La guerra de independencia no tuvo al fin ningún resultado en favor de los naturales despojados por la conquista de sus tierras, de sus creencias, de su individualidad. Más del cincuenta por ciento de los hoy “mexicanos” siguieron viviendo y viven aún en la más profunda miseria. Durante la Reforma, una medida destinada a limitar las propiedades y privilegios de la Iglesia, la Ley de Desamortización de bienes de manos muertas, (Ley Lerdo), tuvo un efecto contrario. En nada afectó a la Iglesia que se valió de testaferros para conservar sus bienes y privilegios y, en cambio, tuvo efectos catastróficos para las comunidades indígenas.

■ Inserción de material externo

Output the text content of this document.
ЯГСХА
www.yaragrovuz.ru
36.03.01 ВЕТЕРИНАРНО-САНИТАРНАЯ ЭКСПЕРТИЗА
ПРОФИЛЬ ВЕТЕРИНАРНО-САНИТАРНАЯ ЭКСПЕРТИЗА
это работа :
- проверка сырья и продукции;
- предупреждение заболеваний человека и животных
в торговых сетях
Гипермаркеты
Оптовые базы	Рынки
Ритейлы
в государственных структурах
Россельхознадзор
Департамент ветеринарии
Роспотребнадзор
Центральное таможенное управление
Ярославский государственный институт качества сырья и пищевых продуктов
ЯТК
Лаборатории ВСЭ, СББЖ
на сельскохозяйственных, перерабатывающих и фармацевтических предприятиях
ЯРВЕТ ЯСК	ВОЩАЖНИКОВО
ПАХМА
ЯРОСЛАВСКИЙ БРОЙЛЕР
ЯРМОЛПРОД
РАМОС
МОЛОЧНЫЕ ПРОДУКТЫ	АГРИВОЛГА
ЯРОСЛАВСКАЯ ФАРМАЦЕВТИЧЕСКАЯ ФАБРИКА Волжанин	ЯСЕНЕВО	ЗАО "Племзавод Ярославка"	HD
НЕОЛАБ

Los bienes comunales se consideraron de manos muertas “porque no estaban dentro del comercio”, y… durante el porfiriato se crearon “Compañías Deslindadoras” que se dedicaron alegremente a vender esos bienes. Como era de esperarse, vino la “revolución”. La ley del 6 de enero de 1915 trató de paliar el daño, restituyendo a las comunidades sus propiedades, y se inició lo que pomposamente llamamos “La Reforma Agraria”, que tuvo un triste fin cuando durante el sexenio delirante 1934-1940 en medio de un mar de demagogia, (cuando Cárdenas nos dio la tierra), “se parcelaron las comunidades y los ejidos”. Los campesinos miserables, sin posibilidades de convertir siquiera en tierras de “pan vivir” sus exiguas parcelas, se han venido refugiando en las grandes ciudades formando cinturones de miseria infrahumanos en ellas. Nos ufanamos, ¡ah ilusos! de que México es la Ciudad más poblada del mundo. Ningún empleo, ningún oficio, ninguna ocupación, honesta o deshonesta nos garantizan siquiera el “pan vivir” colonial. De lo poco que obtienen los parias, las autoridades les quitan hasta el ochenta por ciento en impuestos, derechos, IVA, multas, recargos, etc. Naturalmente, nunca pueden tener un techo en que vivir.
Las clases “medias”, no están muy lejos de estas condiciones de vida. Tal vez comen mejor, pero no pueden tener techo propio en que guarecerse. Compran a crédito y se convierten en esclavos de los bancos, que los esquilman todavía más que el mismísimo gobierno, y todavía nos preguntamos ¿Por qué somos tan pobres?